Если бы не старый знакомый Дмитрия из таинственного агентства «Эгида», Осаф Александрович Дубинин, так бы и пресеклась жизнь кандидата филологических наук Глеба Пуришкевича. Дубинин, как выяснилось, знал Глеба с детства, к тому же успел добыть стопроцентное алиби, только менты уже закусили удила. И тогда Дмитрий с Дубининым пошли на тяжкое должностное преступление. Ночью в момент перевозки Глеба в следственный изолятор они вместе с парнями из «Эгиды» остановили воронок, отбили подозреваемого, едва подававшего признаки жизни, и неделю прятали в домике на садовом участке, где его выхаживала Агния. Еще бы ему теперь не впадать в ужас от одного только слова об очередном маньяке.
— Тут, скорее, действует какая-то мрачная секта, — решил успокоить Дмитрий Глеба.
А Агния в это время уже рассказывала о своей книге.
— Представляете, директор спрашивает меня: «Вы были его подругой?» Ну зачем мне нужен такой понт, вот я и решилась честно признаться: «Нет, — говорю, — не была». Он сразу раз, и откладывает договора в сторону. Я думаю: все, спета моя песенка, еще и не начавшись, и успеваю вставить: «Но я была свидетелем его смерти». И он так обрадовался: «Что же вы тогда скромничаете, — говорит, — это еще больше, чем дружить, вы же приняли его душу». Ну я подумала, что принял-то душу Господь, а я ни при чем, но решила не спорить, а то как не подпишет договор!

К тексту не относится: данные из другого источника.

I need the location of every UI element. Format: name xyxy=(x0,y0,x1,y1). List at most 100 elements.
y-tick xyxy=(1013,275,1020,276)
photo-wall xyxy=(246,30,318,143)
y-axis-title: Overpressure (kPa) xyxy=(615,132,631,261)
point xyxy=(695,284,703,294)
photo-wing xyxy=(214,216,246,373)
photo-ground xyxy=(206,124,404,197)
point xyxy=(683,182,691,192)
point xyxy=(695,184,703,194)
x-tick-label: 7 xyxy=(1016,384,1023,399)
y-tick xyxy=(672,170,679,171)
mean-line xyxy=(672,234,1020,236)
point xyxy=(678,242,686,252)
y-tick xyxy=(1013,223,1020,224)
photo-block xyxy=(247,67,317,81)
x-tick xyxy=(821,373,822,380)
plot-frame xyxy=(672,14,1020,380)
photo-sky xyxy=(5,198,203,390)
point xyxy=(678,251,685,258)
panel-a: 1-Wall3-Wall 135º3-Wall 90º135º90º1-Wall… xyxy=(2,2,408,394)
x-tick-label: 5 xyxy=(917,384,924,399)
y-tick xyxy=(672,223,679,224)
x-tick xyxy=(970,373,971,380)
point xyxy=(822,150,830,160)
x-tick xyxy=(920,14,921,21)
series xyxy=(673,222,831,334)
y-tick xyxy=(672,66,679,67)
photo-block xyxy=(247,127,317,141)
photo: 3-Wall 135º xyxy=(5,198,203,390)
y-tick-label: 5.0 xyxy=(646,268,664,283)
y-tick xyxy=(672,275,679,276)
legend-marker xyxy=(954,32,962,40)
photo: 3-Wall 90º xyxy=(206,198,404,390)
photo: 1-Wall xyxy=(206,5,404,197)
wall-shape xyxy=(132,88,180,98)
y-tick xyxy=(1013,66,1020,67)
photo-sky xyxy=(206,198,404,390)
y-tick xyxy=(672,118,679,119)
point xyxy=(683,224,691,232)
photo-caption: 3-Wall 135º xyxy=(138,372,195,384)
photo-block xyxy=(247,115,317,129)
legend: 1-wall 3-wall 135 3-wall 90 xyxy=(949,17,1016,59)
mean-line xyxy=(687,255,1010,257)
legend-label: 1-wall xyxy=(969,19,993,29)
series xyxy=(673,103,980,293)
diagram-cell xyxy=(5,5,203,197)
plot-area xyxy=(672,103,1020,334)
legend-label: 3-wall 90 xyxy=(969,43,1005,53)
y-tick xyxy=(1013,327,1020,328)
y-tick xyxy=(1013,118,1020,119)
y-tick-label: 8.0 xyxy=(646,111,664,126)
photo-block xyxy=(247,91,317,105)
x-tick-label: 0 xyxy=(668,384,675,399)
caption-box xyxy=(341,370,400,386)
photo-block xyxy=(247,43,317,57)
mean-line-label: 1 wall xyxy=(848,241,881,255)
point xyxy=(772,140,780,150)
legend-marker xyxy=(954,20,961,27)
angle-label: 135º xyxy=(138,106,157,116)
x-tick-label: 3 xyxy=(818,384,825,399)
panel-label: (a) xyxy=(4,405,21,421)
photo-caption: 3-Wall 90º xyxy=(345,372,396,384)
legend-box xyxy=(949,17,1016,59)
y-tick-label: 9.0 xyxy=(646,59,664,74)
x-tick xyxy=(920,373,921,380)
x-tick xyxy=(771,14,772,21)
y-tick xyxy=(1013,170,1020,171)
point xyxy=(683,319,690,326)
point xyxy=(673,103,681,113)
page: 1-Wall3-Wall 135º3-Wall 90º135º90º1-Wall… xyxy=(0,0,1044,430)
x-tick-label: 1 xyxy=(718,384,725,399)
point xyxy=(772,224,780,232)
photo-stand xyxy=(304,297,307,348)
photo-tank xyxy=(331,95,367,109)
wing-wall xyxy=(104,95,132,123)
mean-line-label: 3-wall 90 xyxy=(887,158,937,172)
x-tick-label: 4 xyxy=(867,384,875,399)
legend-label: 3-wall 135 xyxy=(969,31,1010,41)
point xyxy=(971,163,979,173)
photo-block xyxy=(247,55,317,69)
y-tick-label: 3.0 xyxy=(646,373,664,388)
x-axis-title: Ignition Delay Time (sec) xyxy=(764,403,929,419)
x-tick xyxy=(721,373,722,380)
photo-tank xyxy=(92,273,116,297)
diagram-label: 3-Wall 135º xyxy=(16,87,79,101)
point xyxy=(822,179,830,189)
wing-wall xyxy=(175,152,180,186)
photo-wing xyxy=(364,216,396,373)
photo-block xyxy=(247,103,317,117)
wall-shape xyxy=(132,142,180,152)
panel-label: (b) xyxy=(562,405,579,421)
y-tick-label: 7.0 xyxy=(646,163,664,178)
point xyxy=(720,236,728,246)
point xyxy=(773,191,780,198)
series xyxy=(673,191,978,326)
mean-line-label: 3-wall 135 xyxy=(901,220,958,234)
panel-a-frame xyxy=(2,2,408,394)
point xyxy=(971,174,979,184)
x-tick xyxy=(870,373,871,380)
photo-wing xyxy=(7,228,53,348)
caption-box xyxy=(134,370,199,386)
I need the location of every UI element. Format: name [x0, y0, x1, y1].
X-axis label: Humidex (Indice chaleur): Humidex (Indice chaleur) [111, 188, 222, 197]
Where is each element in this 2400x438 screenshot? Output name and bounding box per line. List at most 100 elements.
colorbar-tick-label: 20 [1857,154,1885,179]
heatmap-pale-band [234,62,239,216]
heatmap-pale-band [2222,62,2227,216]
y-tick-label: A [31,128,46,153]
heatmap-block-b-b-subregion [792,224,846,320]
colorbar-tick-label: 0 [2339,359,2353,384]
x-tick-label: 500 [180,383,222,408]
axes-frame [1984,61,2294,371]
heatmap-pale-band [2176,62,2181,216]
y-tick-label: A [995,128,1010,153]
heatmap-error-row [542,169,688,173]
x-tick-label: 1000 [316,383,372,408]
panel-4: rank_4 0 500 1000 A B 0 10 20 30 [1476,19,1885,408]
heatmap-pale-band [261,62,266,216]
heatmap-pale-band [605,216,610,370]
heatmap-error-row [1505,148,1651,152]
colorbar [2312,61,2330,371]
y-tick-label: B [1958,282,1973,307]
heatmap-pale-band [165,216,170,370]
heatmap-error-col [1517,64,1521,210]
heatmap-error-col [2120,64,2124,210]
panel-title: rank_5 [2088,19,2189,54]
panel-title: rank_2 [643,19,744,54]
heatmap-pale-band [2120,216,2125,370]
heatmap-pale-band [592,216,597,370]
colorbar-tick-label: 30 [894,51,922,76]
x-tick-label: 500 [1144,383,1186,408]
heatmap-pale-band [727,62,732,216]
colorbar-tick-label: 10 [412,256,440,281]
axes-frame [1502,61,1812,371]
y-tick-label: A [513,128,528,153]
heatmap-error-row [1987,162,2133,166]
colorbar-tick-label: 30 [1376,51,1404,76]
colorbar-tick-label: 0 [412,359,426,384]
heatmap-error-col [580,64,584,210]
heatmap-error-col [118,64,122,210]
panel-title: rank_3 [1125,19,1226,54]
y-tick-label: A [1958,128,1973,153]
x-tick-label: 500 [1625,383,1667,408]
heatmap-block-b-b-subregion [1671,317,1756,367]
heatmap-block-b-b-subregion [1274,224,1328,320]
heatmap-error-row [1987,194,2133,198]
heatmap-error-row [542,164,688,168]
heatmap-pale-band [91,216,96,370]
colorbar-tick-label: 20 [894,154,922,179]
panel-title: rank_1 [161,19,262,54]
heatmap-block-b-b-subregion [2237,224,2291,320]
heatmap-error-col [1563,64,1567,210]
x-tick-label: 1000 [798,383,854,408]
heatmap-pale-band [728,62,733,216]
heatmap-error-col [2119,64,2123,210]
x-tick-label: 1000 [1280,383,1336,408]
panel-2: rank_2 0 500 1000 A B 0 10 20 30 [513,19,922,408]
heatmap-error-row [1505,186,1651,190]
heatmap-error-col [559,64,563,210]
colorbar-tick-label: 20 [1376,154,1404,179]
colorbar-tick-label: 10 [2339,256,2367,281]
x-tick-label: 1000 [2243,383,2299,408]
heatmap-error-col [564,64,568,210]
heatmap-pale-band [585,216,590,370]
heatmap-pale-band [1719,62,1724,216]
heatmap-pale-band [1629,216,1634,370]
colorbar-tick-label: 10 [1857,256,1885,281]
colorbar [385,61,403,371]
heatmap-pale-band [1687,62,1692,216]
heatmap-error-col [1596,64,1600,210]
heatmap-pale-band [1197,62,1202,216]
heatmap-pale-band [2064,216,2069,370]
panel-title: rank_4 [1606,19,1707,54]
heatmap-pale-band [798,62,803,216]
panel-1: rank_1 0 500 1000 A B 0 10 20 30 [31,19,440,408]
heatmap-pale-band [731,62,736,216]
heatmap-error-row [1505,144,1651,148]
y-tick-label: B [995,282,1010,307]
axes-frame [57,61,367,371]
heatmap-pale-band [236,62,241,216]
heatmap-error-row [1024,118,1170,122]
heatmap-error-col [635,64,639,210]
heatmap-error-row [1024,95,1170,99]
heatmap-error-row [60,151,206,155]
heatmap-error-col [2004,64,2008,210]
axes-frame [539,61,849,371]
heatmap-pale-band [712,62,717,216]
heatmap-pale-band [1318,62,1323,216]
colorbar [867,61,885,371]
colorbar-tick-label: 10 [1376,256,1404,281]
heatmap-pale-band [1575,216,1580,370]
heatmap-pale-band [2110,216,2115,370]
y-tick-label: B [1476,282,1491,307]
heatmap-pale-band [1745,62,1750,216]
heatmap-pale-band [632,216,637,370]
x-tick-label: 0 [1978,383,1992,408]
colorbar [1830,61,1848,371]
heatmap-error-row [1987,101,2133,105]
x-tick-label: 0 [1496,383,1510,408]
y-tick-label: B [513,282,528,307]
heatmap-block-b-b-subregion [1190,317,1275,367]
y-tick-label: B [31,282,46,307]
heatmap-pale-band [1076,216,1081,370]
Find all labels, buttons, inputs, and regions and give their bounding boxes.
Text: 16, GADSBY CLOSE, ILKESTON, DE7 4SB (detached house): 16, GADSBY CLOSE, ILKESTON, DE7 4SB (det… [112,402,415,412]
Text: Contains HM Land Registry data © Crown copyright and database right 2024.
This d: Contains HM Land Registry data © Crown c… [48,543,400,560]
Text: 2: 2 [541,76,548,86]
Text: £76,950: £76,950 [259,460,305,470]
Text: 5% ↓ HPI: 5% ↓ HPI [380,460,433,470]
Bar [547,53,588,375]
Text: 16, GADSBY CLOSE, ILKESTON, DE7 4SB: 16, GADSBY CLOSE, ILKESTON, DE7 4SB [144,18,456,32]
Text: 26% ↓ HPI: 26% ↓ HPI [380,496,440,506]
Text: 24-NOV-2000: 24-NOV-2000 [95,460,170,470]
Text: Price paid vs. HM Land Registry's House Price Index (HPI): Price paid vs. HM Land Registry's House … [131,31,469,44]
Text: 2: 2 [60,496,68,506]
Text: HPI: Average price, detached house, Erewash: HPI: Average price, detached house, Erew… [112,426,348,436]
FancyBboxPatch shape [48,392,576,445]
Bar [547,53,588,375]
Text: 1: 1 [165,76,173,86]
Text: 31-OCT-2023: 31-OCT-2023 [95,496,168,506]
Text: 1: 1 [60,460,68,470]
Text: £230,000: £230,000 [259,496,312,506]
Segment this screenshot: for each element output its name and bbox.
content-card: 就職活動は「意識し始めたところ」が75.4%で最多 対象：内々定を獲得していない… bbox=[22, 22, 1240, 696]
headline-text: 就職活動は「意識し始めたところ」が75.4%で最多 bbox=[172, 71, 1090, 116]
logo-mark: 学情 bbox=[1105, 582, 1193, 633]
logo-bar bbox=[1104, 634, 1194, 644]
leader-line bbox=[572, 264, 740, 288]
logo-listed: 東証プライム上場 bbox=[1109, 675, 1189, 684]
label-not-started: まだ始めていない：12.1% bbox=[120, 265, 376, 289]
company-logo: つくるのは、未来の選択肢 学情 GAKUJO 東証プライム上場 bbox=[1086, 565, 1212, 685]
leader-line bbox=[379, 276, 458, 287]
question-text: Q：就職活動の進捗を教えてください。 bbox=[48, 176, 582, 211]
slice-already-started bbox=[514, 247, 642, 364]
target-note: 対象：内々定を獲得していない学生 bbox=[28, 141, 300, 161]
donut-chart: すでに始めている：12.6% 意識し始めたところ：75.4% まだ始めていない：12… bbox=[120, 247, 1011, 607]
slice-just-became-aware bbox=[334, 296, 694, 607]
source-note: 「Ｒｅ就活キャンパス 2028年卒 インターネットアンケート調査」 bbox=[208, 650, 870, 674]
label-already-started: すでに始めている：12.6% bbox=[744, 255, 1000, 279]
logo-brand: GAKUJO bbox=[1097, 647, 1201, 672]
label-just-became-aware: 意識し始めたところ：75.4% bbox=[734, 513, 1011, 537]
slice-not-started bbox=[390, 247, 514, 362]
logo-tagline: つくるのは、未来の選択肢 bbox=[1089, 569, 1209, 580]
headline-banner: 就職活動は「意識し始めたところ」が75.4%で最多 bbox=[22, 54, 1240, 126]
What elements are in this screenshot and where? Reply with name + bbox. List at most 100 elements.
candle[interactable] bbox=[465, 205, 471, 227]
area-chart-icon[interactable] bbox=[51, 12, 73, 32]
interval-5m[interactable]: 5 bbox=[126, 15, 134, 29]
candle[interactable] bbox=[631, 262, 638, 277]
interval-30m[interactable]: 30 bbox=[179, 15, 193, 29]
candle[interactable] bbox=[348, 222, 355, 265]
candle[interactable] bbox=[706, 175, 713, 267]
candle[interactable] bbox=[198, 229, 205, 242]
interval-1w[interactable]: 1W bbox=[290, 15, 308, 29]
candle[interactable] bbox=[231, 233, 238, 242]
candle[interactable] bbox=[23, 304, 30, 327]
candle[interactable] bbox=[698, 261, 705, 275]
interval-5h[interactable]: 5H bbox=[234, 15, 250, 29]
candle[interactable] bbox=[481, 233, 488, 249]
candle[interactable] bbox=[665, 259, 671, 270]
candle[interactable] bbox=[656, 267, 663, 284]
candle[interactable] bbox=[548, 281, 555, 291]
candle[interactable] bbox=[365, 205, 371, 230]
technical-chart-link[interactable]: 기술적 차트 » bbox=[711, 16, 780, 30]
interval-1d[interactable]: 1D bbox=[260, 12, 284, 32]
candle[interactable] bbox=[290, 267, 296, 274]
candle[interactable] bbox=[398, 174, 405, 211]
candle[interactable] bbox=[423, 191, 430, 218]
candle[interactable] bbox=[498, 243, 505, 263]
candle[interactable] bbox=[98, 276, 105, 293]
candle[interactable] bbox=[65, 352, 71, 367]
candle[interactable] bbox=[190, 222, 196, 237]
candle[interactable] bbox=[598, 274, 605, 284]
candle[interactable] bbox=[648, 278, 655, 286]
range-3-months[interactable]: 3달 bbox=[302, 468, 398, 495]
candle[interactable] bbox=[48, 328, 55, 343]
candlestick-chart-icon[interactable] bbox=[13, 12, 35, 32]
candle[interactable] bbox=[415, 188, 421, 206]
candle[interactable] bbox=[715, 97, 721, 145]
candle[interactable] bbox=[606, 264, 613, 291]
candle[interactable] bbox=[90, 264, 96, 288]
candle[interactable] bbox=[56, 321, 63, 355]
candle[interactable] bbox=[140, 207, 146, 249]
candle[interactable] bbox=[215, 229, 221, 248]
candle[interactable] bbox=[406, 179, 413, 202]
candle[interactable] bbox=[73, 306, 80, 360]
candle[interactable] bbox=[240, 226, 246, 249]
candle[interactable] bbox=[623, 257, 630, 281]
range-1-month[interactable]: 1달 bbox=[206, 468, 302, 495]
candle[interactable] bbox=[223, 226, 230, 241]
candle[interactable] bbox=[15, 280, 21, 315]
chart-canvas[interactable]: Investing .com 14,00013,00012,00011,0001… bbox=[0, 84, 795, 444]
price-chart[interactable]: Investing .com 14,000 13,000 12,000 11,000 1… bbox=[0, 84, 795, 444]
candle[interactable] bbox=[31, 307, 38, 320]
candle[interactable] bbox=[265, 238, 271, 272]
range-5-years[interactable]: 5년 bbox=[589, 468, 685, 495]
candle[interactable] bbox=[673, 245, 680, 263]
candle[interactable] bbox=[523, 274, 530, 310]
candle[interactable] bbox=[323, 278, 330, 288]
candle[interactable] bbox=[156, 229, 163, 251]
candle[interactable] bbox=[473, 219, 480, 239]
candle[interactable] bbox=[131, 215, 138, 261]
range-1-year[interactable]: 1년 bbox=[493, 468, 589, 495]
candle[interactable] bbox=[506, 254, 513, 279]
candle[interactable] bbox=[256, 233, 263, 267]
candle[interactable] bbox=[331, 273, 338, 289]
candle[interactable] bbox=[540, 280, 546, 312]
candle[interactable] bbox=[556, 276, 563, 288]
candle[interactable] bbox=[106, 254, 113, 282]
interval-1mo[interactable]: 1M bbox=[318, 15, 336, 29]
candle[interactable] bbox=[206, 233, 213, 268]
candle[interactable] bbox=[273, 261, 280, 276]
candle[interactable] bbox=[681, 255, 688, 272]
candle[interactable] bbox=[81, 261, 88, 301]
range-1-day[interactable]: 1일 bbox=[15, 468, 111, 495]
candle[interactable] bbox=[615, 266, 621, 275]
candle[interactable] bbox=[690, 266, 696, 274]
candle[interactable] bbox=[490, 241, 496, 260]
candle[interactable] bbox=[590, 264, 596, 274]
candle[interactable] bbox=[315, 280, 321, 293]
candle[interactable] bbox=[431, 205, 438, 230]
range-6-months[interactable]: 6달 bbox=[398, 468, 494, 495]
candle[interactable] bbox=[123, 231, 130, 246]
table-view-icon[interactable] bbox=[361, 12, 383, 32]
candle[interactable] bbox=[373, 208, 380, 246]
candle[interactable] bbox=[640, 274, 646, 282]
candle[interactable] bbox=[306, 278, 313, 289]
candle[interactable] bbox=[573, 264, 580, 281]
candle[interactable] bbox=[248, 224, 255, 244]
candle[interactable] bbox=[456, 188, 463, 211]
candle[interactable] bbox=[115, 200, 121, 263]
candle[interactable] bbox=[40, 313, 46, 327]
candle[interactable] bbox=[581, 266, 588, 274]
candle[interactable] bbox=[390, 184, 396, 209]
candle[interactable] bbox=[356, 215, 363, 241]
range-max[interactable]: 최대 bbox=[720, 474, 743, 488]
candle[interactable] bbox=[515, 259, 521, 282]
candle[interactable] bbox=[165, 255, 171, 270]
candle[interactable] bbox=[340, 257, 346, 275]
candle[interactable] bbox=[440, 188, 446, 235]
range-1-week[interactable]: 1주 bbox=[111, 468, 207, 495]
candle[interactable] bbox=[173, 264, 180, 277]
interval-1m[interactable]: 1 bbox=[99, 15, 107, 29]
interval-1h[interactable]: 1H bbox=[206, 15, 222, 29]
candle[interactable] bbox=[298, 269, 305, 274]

Она с упоением рассказывала о том, сколько ей сразу выдали в кассе и что она решила купить себе бэушный ноутбук в комиссионке, там есть очень дешевые, а потом перешла к своему герою, который в последний приезд на родину представьте чем занимался?
Ответа Агния упорно потребовала почему-то от Штопки.
— Иконы писал для храма? — нерешительно предположила та. — Или портреты вождей?
— Как же, иконы! — Агния рассмеялась. — Для икон нужен особый подъем духа. А у него была, наоборот, депрессия. Татуировки он стал делать — вот что!
— Сам Антон Шолохов — татуировки?! — изумилась Штопка.
Она как-никак была тоже художницей и к этому имени, в отличие от Дмитрия, относилась с пиететом.
— Представьте. Я даже видела одного человека, которого он изрисовал.
— Ну и что там Шолохов ему вытатуировал? — спросил Дмитрий, отрываясь от собственных мыслей все о той же секте маньяков.
— Не знаю. Он же при мне не раздевался. Да, вот еще что. Как раз в те дни какой-то сумасшедший миллиардер, такой цивилизованный арабский шейх, зашел в сарай, правда, не у нас, а в Шампани, во французской деревне, где друг Шолохова хранил его работы, и купил картины для своего музея, а на другой день — скульптуры. Знаете, он сколько заплатил? Отгадайте!